To set the scene, our University wants to build a laboratory where we can test batteries and electronic devices with our equipment. Just to list a few of them we have: 
- Climate chamber
- cRIO-9039 for data acquisition and safety control
- Electronic load
- Multiple power supplies
- Multimeters
- Oscilloscope
- LCR meter
- EIS measurement instrument
and so on.... 

All of these devices can be interfaced through LabVIEW, and I am certain that this list will increase in the future. 
The main concept:
- We have a sotfware, where we can create the test sequence, step by step (i.e.: Configure powersupply, delay(ms), enable ps. output, delay(ms), disable output ). The output would be a recipe file, which include each step, and its parameters.
- The main software, where you can import the test sequence, and execute it. The sequences can include multiple measurement instruments. The data logging is continuous.  If there is an emergency, the measurement is aborted. 
   The imported sequence file would be executed step by step in a case structure (or if there is any other possibility). 


My question is: What kinf of architecture would be suitable for the main software?

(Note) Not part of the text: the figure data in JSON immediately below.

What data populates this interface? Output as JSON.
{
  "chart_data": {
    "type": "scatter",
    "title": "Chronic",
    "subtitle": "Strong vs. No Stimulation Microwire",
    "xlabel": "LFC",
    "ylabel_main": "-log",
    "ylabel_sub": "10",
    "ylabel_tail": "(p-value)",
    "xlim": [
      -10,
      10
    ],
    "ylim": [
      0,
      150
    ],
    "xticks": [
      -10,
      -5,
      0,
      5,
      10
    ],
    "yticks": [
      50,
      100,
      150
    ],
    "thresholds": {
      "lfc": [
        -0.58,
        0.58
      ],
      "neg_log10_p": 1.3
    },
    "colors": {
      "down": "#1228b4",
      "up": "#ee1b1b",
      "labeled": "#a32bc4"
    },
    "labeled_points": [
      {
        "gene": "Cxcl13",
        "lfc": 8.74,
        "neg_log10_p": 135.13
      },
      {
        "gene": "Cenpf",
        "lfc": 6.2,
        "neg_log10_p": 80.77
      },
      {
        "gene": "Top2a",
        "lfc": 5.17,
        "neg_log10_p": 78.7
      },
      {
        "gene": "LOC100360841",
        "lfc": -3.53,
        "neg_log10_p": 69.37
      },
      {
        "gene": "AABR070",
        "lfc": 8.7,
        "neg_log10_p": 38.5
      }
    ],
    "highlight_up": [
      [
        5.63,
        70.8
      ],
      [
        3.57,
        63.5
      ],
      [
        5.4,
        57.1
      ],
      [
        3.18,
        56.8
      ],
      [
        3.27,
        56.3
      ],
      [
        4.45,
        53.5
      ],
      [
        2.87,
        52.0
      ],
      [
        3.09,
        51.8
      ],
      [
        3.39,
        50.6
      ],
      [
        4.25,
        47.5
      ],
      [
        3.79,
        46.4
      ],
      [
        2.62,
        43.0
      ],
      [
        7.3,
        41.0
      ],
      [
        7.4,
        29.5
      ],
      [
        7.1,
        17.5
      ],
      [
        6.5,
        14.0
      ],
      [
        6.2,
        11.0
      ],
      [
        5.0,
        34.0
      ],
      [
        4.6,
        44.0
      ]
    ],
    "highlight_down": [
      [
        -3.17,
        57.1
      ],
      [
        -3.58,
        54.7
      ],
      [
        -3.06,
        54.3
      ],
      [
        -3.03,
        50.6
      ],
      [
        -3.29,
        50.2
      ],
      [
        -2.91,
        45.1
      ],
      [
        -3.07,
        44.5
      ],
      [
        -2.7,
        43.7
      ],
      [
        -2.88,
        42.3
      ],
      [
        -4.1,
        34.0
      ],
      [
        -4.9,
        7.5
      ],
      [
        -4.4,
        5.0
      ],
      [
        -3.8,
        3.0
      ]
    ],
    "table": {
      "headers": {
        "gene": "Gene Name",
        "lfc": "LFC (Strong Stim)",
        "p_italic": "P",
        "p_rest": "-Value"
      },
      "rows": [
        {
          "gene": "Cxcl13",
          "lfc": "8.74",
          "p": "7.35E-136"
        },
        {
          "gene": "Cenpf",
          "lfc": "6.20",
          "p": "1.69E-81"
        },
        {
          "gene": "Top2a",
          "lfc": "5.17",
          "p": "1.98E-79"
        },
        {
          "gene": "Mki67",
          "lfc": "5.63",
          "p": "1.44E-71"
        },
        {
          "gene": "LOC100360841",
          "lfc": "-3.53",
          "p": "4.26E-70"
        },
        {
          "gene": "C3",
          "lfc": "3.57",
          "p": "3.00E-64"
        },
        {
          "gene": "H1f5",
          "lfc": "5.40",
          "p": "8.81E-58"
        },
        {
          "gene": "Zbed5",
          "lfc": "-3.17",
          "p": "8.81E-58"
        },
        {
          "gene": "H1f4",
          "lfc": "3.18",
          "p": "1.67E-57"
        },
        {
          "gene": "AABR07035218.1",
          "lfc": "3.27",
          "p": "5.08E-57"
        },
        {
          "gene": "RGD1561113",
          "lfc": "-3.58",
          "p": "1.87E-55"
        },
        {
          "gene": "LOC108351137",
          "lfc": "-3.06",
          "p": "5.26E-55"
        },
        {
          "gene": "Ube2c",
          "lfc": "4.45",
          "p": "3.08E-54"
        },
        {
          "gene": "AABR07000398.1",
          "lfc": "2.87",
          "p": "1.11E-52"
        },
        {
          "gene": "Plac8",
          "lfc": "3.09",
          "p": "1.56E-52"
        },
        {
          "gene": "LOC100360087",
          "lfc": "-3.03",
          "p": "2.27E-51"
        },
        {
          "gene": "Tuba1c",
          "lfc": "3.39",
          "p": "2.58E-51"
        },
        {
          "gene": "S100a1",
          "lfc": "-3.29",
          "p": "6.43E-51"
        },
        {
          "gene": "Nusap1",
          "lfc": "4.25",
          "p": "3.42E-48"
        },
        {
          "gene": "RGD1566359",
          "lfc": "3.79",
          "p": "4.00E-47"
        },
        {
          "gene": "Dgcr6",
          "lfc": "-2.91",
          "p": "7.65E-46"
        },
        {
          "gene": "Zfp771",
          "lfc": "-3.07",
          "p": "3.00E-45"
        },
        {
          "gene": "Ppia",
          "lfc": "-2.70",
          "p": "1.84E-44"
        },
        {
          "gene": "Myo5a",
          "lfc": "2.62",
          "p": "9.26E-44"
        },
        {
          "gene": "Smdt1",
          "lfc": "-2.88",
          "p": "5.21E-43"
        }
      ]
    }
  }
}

I have already developed larger applications using QMH, but I have experienced its limitations. Im also looking at OOP concpets, but I have no experience with i so far. 
I know that TestStand is similar to our needs, but currently we dont have a budget to purchase it.

Thank you for your help

Posted

First, I'm in the same boat as you are, and here are few of my insights:
You are trying to create a test sequencer - There are off the shelf products that do that (Teststand is NI's solution - $$$). For architecture, anything from the basic QMH to a full blown actor framework with asynchronous actors can be used - in my case, I have used QMH with few extra threads for safety, logging and report generation.

OOP is a way for the designers to think about software modules and abstraction. Do you need such things? Are you planning on supporting multiple models of PSU, loads and other test instruments? If so, OOP provides a convenient way to create those abstraction layers. If you decide on using classes, you should avoid using PPL, they break each other in weird and wonderful ways.

For data logging, I suggest both a central parametric database and local Excel or Calc reports. 

Test templates and deployment: You should consider creating a standardized test template project, along with build specifications, so your operators will use an executable and not the full LV IDE.